New Zealand Property Investors' Federation
The NZPIF is the umbrella body for 17 local Property Investors' Associations throughout New Zealand.
There has been a decidedly mixed tenor to housing market data recently. Seasonally adjusted house sales rose 4.1% in February, but that followed a 12.4% fall in January. Market activity has clearly been slower in early-2015 than it was in late-2014, probably because the post-election rush of activity has faded. Meanwhile, data coming from the banking system such as mortgage approvals and housing credit growth has accelerated. And inventory levels on realestate. co.nz are extremely low. At this stage we remain comfortable with our forecast for 7.5% increase in nationwide house prices this year – Auckland will probably exceed that figure, while the rest of New Zealand is a little more subdued (including Christchurch). The main driver of this year’s house price inflation is low fixed mortgage rates – these are among the lowest mortgage rates New Zealanders have seen in a generation.
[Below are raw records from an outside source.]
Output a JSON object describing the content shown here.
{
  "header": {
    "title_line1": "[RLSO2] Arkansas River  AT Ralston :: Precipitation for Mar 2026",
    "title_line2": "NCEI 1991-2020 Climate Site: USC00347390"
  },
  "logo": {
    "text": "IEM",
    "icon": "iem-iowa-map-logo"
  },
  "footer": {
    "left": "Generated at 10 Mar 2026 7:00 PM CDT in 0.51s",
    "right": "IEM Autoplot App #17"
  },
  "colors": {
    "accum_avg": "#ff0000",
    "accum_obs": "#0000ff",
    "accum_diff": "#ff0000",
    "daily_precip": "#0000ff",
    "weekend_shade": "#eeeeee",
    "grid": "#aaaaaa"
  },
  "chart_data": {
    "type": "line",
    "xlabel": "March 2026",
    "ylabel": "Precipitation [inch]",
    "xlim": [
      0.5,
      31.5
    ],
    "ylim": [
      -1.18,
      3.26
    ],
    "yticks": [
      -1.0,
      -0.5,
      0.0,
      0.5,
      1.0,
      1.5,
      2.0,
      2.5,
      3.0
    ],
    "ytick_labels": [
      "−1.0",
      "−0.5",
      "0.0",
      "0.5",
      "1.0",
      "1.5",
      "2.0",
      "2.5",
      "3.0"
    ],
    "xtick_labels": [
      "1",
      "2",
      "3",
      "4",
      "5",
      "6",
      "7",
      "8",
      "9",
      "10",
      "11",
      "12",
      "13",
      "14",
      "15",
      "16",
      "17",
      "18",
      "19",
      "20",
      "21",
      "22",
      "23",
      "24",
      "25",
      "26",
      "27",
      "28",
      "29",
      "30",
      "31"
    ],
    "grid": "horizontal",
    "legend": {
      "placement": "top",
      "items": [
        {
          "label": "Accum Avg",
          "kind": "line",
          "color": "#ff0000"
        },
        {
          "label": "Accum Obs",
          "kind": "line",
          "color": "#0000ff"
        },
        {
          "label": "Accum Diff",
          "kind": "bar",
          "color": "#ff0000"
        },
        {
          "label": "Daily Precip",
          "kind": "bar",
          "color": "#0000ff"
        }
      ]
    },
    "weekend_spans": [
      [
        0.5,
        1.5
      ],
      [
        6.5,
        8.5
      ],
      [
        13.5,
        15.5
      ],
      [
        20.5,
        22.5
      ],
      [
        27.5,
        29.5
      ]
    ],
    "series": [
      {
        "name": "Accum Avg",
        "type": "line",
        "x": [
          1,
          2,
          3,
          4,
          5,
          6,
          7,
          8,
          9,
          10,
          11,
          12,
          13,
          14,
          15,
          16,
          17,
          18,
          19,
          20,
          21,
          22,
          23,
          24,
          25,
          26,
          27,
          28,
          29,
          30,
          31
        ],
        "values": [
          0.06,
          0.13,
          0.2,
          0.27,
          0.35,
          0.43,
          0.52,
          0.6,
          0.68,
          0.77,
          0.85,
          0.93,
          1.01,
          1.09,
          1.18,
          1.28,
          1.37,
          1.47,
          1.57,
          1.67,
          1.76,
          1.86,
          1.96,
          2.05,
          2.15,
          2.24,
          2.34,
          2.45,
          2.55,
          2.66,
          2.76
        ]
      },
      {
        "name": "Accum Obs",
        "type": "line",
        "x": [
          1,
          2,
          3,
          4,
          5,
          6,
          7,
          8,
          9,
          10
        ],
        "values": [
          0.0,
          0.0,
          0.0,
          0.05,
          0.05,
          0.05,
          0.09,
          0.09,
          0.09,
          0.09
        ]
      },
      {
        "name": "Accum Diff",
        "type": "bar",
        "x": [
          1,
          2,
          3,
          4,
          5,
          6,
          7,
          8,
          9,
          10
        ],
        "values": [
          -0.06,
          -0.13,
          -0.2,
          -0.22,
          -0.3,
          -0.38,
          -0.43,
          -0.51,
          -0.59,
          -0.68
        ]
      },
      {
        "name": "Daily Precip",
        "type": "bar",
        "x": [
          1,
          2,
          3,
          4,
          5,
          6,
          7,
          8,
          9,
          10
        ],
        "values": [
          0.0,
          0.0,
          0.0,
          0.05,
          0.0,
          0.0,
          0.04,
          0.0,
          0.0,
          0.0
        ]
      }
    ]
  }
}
And we see no scope for the Reserve Bank to push mortgage rates higher again this year. Consumer price inflation is awfully low, and that obliges the RBNZ to keep interest rates low. For some time we have been predicting that the Reserve Bank would take the only remaining available option for dealing with the overheating housing market – further restrictions on mortgage lending. Earlier this month an important step was taken in that direction. The RBNZ announced that it was consulting with banks on requirements that would require banks to set aside more capital if they lend to property investors. In and of itself this regulatory change would have only a modest impact on the interest rates that property investors actually face, and therefore the impact on the housing market will be small. However, the RBNZ also stated that the purpose of identifying property investors as a separate class of borrower “is partly to facilitate the introduction of a macro-prudential property investor policy, should that become necessary.” In other words, the RBNZ’s next move might be to tighten the availability of mortgage lending to property investors, over and above the restrictions that already apply to all borrowers.